Regarding Twin Ports as a whole, Hughes said she knows there were companies that struggled to retain tenants, but believes the larger companies were not impacted too terribly. The loans and assistance provided to companies at the federal, state and local levels were a lifesaver to many businesses and landlords since companies were able to utilize the funds to pay rent, she added.
“Things are going well for A&L Properties so far this year,” said Hughes. “To date in 2021, A&L Properties has brought on two new tenants and we’ve renewed seven other large tenants.”
She noted that during the past year, tenants voiced two sets of concerns. First, everyone wanted to be sure offices and common areas of the building were thoroughly and frequently cleaned to provide their employees a safe environment. Second, some feared that pandemic challenges would make it hard or impossible for them to pay rent.

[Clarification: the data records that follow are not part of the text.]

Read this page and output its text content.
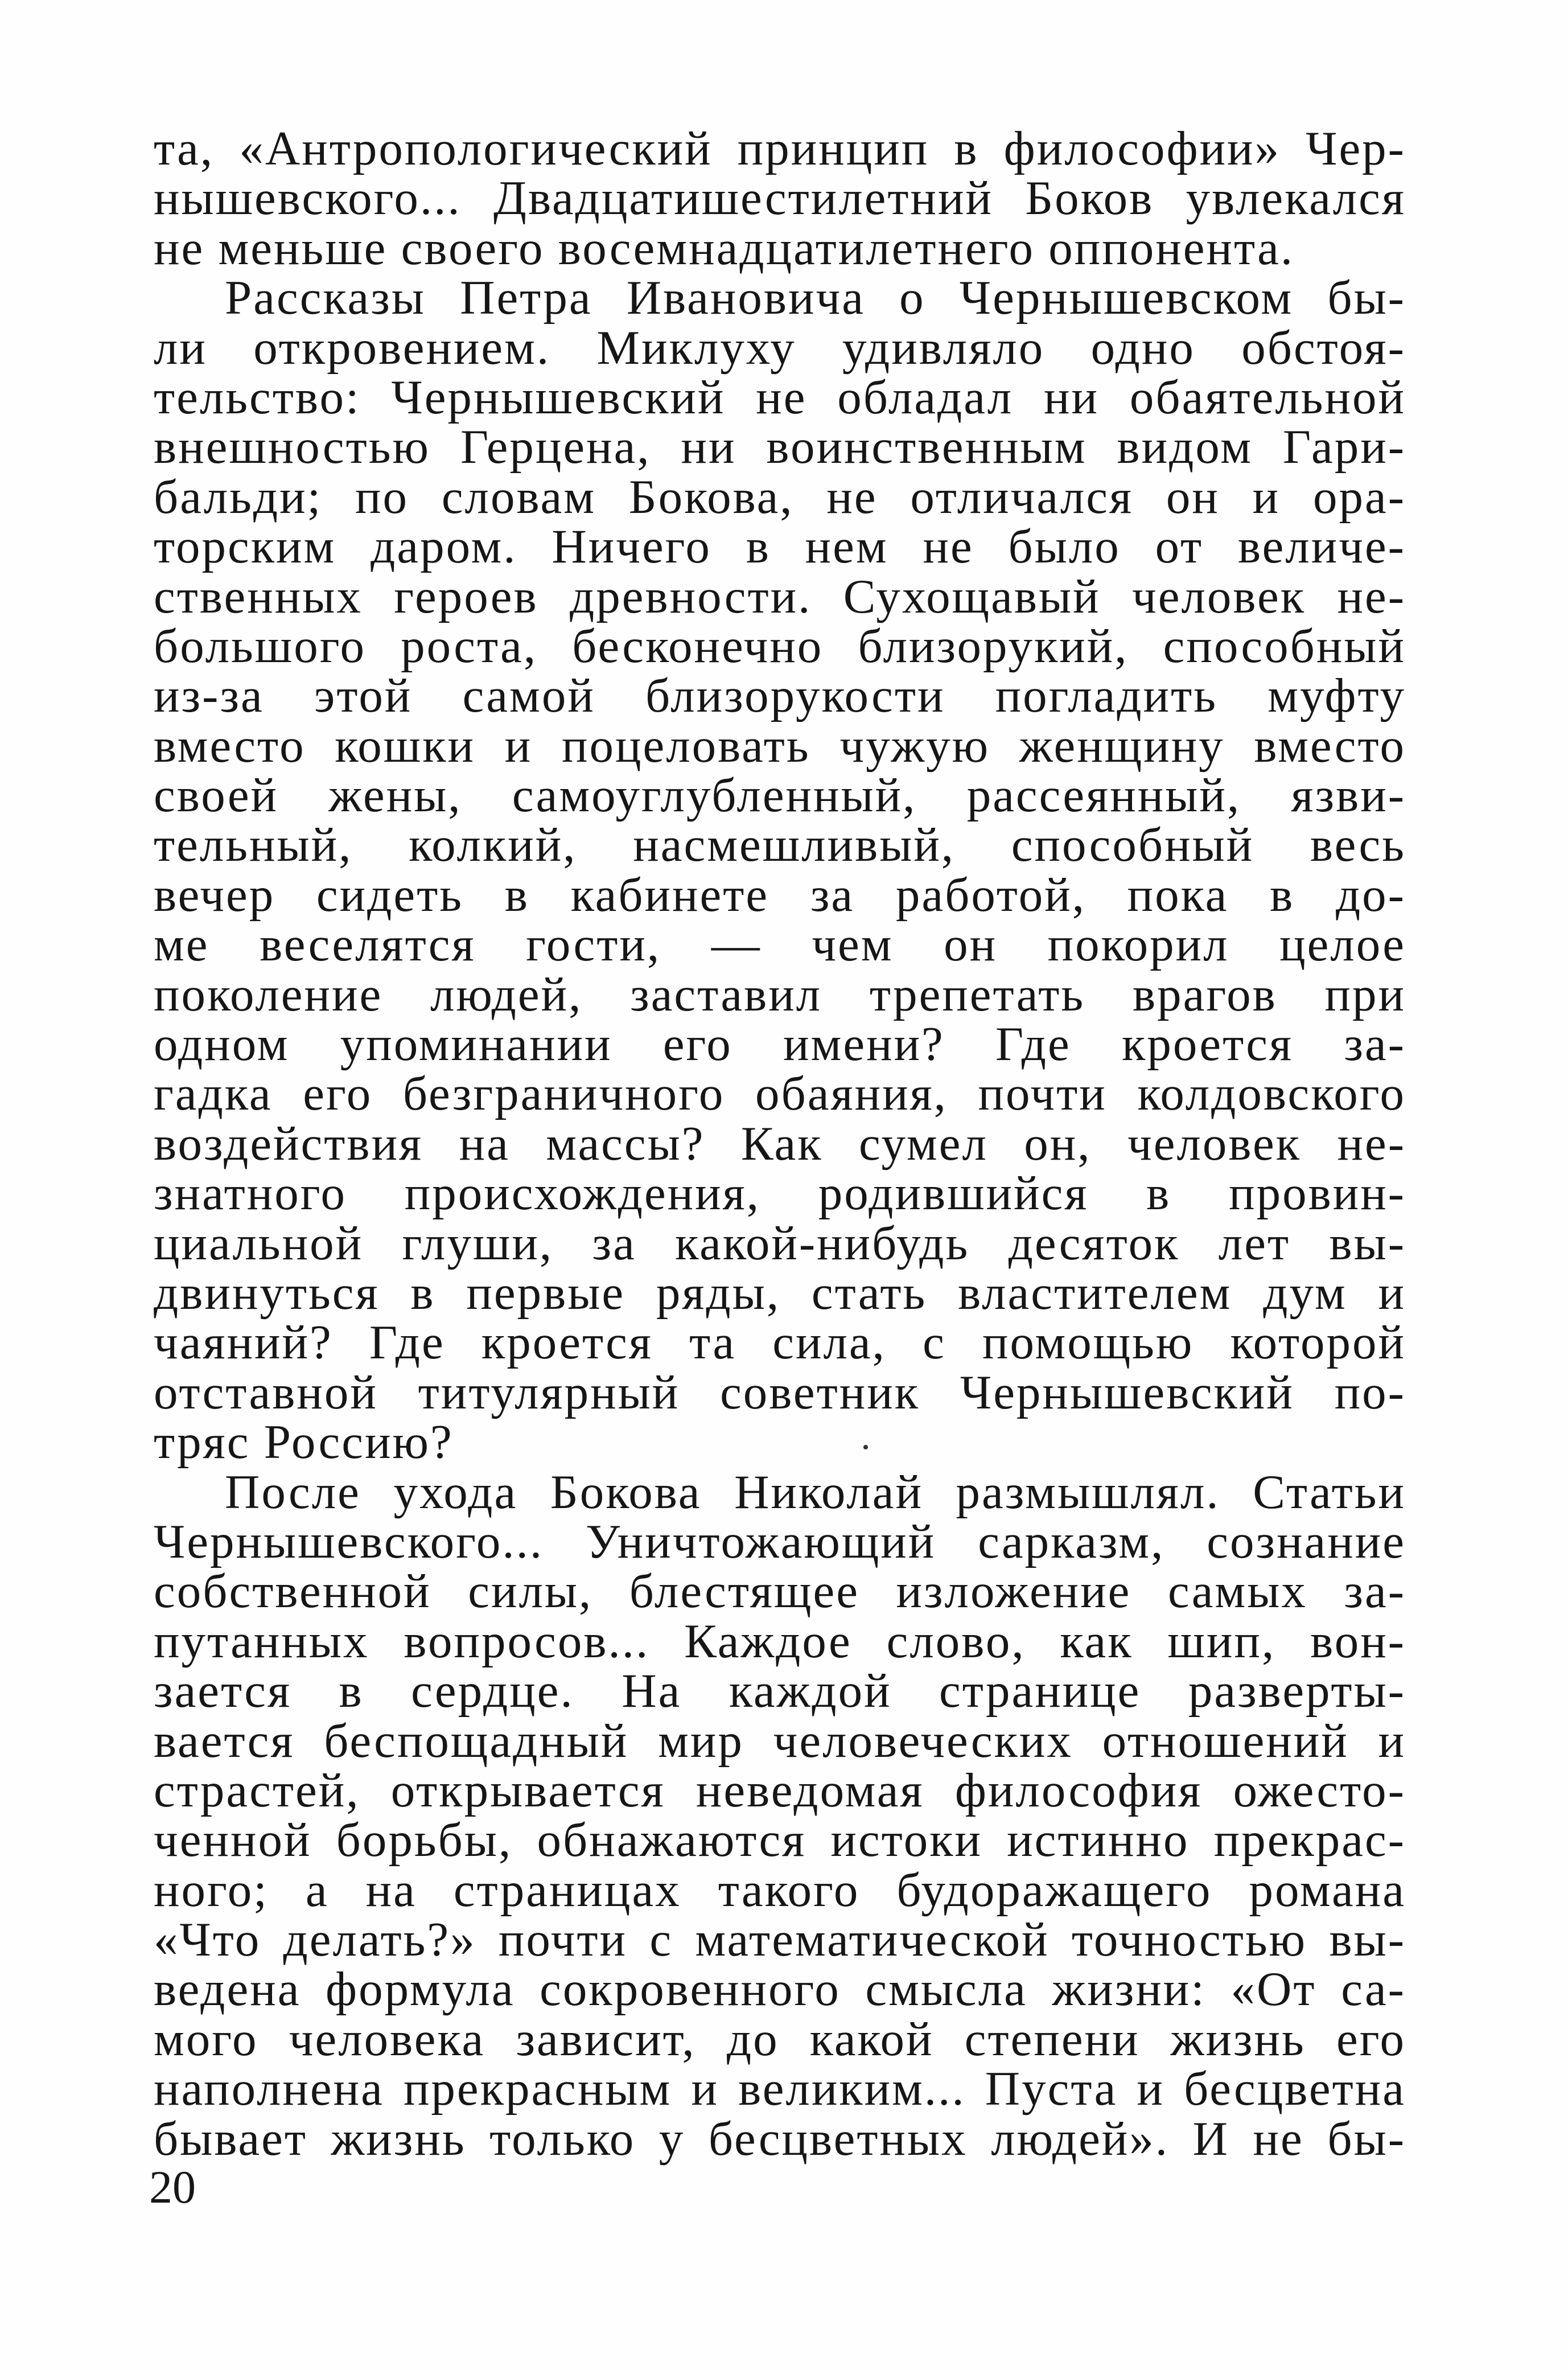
та, «Антропологический принцип в философии» Чер-
нышевского... Двадцатишестилетний Боков увлекался
не меньше своего восемнадцатилетнего оппонента.
Рассказы Петра Ивановича о Чернышевском бы-
ли откровением. Миклуху удивляло одно обстоя-
тельство: Чернышевский не обладал ни обаятельной
внешностью Герцена, ни воинственным видом Гари-
бальди; по словам Бокова, не отличался он и ора-
торским даром. Ничего в нем не было от величе-
ственных героев древности. Сухощавый человек не-
большого роста, бесконечно близорукий, способный
из-за этой самой близорукости погладить муфту
вместо кошки и поцеловать чужую женщину вместо
своей жены, самоуглубленный, рассеянный, язви-
тельный, колкий, насмешливый, способный весь
вечер сидеть в кабинете за работой, пока в до-
ме веселятся гости, — чем он покорил целое
поколение людей, заставил трепетать врагов при
одном упоминании его имени? Где кроется за-
гадка его безграничного обаяния, почти колдовского
воздействия на массы? Как сумел он, человек не-
знатного происхождения, родившийся в провин-
циальной глуши, за какой-нибудь десяток лет вы-
двинуться в первые ряды, стать властителем дум и
чаяний? Где кроется та сила, с помощью которой
отставной титулярный советник Чернышевский по-
тряс Россию?
После ухода Бокова Николай размышлял. Статьи
Чернышевского... Уничтожающий сарказм, сознание
собственной силы, блестящее изложение самых за-
путанных вопросов... Каждое слово, как шип, вон-
зается в сердце. На каждой странице разверты-
вается беспощадный мир человеческих отношений и
страстей, открывается неведомая философия ожесто-
ченной борьбы, обнажаются истоки истинно прекрас-
ного; а на страницах такого будоражащего романа
«Что делать?» почти с математической точностью вы-
ведена формула сокровенного смысла жизни: «От са-
мого человека зависит, до какой степени жизнь его
наполнена прекрасным и великим... Пуста и бесцветна
бывает жизнь только у бесцветных людей». И не бы-
20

“Our staff at A&L worked tirelessly to keep their spaces and common areas clean, implementing additional special requests tenants may have had as well,” said Hughes. “For tenants whose budgets were suddenly strained, we worked out individual plans until things turned around. “
For Titanium Partners, the hardest hit assets were hospitality and retail, said President and CEO Brian Forcier.
“Multi-family and industrial holdings have done well through the pandemic. I’d say 2021 has started off slow in leasing, but the development side of our business is very busy.”
Titanium Partners currently oversees the redevelopment effort at Duluth’s largest office building, the United HealthCare facility on Rice Lake Road. Forcier said he has seen robust interest in the property from prospective tenants and anticipates success in the next two years at the current pace of leasing activity.